First up we have the welcome return of Harry Hill's TV Burp (6:30)
Hill's hilarious look at the weeks television should be on every week, and always guarantees at least one belly laugh. My main hope is that he doesn't adapt the ill-advised "What our celebrities are getting up to at Christmas" segment from the Christmas Day episode, which as far as I could fathom was unused footage from You've Been Framed (also involving Hill) featuring people with vague, very vague similarities to celebrities.

Next up we have "ITV's answer to Doctor Who" (A phrase that seemed to appear in every TV magazine feature on Primeval (7:00) as if it were some sort of law.) Cutter tries to get to the bottom of last seasons "Where's Claudia Brown?" cliffhanger, which if you look closer into it for more than a second, completely unravels. How exactly are they all still together if the uniting force that brought them all together in the first episode never existed? But to look at Primeval in depth completely misses the point and I'm very much looking forward to the next six episodes of silly prehistoric entertainment.

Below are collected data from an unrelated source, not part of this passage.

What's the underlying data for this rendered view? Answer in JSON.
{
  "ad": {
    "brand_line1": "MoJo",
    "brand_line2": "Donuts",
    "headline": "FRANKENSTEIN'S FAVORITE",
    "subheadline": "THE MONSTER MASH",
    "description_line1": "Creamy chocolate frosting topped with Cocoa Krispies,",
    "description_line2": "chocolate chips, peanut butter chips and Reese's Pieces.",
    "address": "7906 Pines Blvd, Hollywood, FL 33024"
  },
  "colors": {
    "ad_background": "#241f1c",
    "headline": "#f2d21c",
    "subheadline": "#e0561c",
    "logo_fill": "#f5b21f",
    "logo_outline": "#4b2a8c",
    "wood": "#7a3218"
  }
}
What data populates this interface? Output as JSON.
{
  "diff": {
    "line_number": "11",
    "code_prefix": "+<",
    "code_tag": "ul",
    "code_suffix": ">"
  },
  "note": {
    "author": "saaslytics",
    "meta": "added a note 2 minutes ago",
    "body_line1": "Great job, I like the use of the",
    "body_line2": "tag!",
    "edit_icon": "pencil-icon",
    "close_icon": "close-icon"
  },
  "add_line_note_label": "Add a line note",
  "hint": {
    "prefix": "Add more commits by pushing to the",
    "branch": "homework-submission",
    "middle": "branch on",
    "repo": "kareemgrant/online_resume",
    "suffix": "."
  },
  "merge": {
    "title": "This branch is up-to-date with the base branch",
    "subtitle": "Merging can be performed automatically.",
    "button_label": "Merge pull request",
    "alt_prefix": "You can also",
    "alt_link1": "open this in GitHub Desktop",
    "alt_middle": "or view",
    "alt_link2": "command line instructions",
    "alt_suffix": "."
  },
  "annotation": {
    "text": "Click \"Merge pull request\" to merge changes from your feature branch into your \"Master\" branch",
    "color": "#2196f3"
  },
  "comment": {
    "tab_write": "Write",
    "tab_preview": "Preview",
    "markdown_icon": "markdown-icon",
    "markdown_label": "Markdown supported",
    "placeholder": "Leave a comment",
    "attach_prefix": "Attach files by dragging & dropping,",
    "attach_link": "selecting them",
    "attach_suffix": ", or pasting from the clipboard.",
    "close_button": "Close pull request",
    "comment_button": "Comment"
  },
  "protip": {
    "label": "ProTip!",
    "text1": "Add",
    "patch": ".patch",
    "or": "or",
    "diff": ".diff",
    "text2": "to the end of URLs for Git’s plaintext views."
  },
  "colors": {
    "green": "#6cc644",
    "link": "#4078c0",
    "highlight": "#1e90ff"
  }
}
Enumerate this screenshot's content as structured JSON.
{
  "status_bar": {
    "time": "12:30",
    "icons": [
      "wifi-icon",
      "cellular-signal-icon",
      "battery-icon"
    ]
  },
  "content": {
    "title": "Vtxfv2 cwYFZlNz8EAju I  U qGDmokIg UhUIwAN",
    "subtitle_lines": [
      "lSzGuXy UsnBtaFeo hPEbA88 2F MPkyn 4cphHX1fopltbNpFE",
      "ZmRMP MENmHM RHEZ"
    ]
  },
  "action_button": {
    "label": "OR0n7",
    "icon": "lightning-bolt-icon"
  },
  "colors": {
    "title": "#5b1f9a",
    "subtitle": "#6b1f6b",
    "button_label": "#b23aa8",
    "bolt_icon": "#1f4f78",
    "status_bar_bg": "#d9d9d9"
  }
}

And then we have something that could either hit the comedy heights or miss the mark incredibly. Thank God You're Here (9:05) hosted by Paul Merton (Huzzah!) pits several "special guests" onto a stage with some costumes and has them improvise some sort of scenario. This could either be a horribly extended round of Whose Line Is It Anyway? or a complete rehash. Either way I'm quite interested to see how it all pans out.

So that's it, as you're all out at some dingy, sweaty nightclub pondering which pathetic preening caveman you're going to take home with you, I'll be watching Douglas Henshall possibly battling real cavemen, or one of Paul Merton's special guests improvising a caveman. So yeah...I win.